Once we have the interactive session running, we can start building the custom kernel using the mamba package manager. The custom kernel software will be installed in your home directory under ~/.conda/envs/, which is the default location.
load the mamba package manager at the terminalmodule load mamba
create a virtual environment named pytorch_jupyter_a40
mamba create -n pytorch_jupyter_a40
conda activate pytorch_jupyter_a40
mamba install -c pytorch -c nvidia pytorch-cuda=11.7 torchvision cudatoolkit=11.3 ipykernel -c nvidia
Setting the display name of the kernel to “pytorch_jupyter_a40”
python3 -m ipykernel install --user --name pytorch_jupyter_a40 --display-name "pytorch_jupyter_a40"
On the OOD web portal, go to Interactive App, then select Jupyter from the pulldown menu.
When all the parameters are set, you can deploy the notebook by clicking the “Launch” button at the bottom of the page.

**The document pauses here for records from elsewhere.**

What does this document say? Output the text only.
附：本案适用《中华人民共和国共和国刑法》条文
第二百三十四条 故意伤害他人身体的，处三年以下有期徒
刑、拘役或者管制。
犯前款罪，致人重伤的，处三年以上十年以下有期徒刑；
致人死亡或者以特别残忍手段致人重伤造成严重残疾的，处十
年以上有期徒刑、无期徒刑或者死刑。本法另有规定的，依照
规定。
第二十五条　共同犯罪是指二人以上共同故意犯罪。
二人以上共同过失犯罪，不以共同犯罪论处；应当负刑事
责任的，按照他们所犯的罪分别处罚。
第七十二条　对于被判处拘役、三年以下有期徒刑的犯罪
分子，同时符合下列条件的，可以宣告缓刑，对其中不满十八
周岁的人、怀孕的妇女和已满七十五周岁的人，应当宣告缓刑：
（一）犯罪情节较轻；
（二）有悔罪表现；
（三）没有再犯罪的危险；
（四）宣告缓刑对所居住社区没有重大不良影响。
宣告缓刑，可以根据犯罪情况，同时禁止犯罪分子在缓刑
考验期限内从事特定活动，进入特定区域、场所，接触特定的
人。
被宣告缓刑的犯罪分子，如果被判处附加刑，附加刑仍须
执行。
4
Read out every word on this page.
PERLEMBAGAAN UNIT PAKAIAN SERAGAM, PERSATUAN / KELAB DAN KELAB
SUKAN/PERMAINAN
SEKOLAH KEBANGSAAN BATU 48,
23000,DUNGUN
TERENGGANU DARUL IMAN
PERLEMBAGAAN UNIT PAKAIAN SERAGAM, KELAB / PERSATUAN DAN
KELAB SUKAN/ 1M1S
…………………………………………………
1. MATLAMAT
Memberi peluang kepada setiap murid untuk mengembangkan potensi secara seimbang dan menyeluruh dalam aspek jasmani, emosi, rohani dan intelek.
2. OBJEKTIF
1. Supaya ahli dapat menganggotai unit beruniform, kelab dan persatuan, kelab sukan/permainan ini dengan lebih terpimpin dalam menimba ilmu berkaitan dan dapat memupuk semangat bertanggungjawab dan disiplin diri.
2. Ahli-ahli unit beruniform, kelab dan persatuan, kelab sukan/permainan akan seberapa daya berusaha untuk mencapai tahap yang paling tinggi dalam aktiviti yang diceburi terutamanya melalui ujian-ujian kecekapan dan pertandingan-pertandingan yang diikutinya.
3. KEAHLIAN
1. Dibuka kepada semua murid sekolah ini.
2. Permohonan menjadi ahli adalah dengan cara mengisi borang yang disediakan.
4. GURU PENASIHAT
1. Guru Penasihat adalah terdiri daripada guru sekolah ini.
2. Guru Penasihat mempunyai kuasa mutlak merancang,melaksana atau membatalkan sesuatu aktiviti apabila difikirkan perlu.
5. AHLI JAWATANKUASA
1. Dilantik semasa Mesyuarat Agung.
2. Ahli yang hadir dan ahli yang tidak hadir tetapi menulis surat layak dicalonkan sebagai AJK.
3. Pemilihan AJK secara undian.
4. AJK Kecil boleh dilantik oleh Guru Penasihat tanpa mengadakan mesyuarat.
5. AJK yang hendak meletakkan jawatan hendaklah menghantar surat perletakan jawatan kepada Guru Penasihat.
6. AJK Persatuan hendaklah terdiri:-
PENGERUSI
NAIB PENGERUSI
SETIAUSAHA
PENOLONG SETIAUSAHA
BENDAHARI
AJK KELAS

It will usually take a few minutes for the notebook to start up, but once it is ready, you should see the following screen or similar which shows the basic setting of the notebook and the “Connect to Jupyter” button. Click the button to launch the notebook!
Now you should see something similar to what is showing below. You should see the custom kernel “pytorch_jupyter_a40” is loaded and that the NVIDIA A40 GPU is available to the PyTorch framework. A small test was done using a=torch.randn(10).cuda() to make sure we can use the GPU for computation.